Process isolation is a characteristic of modern operating systems that enables multiple processes to run in parallel. It strictly partitions the memory space and computational resources used in each process. By putting different instances of an application into separate processes, you can leverage the basic workings of the operating system to guarantee that one process cannot write to, or read from, another, thus preventing interference between either different applications or separate instances of the same application.

In the context of data pipelines and data integration, process isolation means that every data connector for every customer is separated at a low level, ensuring utmost security and reliability.

Security and reliability

Well-written software should prevent data from separate instances from becoming mixed up and cross-contaminated, but hacks and programming bugs can, in theory, cause such problems. Process isolation entirely forestalls this possibility.

Process isolation guarantees security in two ways. First, different customers use separate processes, preventing one customer from accidentally receiving another’s data even if both happen to use the same machine.

Second, process isolation offers security from the standpoint of data governance. For each customer, process isolation for each connector also prevents data mixups between connectors. When customers set fine-grained access permissions to each connector, process isolation guarantees that the data flowing through each connector is only accessible to the appropriate parties.

Assigning exclusive memory segments to each connector also promotes reliability. Crashes that result from bugs or memory shortages will only halt a single instance of a connector, without affecting others. This lowers the overall failure rate. It also makes it easier to identify and fix the exact source of a failure, and means that only the failed connector needs to be rebooted.

Challenges posed by process isolation

By default, operating systems do not limit the number of processes spawned or their memory usage. However, as usage grows, the machine can run out of memory, and some or all of the processes will die. Since processes are not restricted from reserving unallocated memory, one process can easily hoard enough memory to starve and shut down other processes.

Without process isolation, it’s impossible to impose granular control over memory consumption at the connector level in the data pipeline. By contrast, assigning each connector to a separate process allows us to ration memory usage for each process. This, combined with limits on the number of processes spawned, ensures that the total system memory is never exceeded.

Determining the correct allocation of memory is difficult because the size of data syncs can be highly unpredictable. If a data pipeline allocates memory based on typical memory usage, a significant number of syncs will fail because memory is under-allocated, while memory is often over-allocated for those that do succeed.

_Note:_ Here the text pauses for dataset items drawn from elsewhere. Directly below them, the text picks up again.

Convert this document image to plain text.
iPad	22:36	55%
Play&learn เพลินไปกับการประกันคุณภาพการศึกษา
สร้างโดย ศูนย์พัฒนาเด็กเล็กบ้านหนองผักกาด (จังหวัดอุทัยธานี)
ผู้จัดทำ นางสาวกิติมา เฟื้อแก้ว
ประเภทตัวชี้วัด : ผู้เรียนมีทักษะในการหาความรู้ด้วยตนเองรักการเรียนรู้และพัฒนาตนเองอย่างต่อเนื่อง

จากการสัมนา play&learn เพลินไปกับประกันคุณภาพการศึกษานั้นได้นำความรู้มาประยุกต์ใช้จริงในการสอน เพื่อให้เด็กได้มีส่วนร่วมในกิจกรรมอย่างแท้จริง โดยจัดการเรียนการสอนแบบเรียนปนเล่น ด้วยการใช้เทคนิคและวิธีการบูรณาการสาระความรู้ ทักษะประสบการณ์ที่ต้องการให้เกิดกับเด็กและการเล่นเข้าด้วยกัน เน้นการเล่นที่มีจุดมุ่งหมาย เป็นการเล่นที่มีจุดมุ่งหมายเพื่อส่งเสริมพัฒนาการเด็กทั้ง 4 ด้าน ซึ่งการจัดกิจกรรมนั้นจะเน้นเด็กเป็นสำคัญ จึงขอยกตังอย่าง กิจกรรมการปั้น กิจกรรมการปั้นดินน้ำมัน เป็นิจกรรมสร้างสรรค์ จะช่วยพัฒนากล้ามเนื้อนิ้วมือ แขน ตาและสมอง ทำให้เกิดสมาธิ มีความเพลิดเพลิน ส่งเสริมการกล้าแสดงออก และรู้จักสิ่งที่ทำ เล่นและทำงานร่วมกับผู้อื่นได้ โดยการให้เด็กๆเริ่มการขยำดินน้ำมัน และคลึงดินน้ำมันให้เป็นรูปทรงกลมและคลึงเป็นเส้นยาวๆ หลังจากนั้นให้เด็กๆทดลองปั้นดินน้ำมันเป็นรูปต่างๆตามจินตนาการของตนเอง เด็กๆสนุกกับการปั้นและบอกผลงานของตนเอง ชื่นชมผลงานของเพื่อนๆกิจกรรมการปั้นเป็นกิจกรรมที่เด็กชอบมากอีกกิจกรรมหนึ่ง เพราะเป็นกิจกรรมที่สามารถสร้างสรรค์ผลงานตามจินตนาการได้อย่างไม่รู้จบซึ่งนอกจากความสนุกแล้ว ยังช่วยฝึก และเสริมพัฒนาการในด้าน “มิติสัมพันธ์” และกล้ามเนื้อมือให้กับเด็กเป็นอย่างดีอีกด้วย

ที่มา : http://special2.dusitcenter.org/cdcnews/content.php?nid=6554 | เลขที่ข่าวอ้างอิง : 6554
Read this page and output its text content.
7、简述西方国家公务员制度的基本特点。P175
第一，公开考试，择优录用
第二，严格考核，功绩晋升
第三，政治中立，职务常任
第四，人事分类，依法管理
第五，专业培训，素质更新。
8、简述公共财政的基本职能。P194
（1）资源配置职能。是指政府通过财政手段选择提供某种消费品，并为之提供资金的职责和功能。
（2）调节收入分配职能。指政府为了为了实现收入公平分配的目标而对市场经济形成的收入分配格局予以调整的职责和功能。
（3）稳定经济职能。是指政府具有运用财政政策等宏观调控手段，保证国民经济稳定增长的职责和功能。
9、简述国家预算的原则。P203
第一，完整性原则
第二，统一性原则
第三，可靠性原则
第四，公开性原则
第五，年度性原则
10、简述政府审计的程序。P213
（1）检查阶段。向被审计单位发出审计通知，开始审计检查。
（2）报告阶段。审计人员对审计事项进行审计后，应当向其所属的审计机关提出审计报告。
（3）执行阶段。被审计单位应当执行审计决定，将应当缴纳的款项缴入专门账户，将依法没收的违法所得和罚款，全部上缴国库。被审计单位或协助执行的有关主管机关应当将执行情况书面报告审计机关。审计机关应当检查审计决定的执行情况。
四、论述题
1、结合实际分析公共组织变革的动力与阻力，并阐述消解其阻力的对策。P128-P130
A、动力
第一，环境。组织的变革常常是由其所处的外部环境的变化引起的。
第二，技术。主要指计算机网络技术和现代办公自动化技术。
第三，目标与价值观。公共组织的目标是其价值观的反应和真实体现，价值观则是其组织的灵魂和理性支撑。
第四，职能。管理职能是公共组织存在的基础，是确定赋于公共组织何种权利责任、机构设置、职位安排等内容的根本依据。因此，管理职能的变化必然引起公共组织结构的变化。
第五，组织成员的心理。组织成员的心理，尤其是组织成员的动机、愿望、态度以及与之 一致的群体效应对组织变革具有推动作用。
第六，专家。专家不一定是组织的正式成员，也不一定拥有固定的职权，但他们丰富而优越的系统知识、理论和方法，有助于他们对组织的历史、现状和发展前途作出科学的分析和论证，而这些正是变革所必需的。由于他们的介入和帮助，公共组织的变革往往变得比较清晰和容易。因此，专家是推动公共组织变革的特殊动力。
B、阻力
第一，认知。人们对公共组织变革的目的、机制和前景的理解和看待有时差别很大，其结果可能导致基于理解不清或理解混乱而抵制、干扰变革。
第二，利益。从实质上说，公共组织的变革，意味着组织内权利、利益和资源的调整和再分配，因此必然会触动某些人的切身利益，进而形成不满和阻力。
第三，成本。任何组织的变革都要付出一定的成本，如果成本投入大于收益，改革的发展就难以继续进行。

Specifically, under-allocating memory will cause out-of-memory failures, ensuring the total stoppage of a particular process, while over-allocating memory earmarks resources that are never used:

In order to ensure that syncs virtually always succeed, the only practical solution is to generously over-allocate memory. Ultimately, this means fewer processes per machine, purchasing additional machines, and accepting that there will be wasted and underutilized capacity.

Generously over-allocating memory still raises the question of precisely how much to over-allocate. With experience, it is possible to predict a range of practical values for different data sources, but there is no accounting for extreme edge cases with abnormally large values. Fields in databases can, without warning, contain gigabyte-scale values in JSON or binary fields. Large values can not only cause out-of-memory failures but also be refused by destinations that enforce limits on the size of fields.

There is no question that process isolation is essential to security and reliability. The chief remaining challenge is wastefulness, and its solution fundamentally depends on forecasting the right allocation of memory for every process.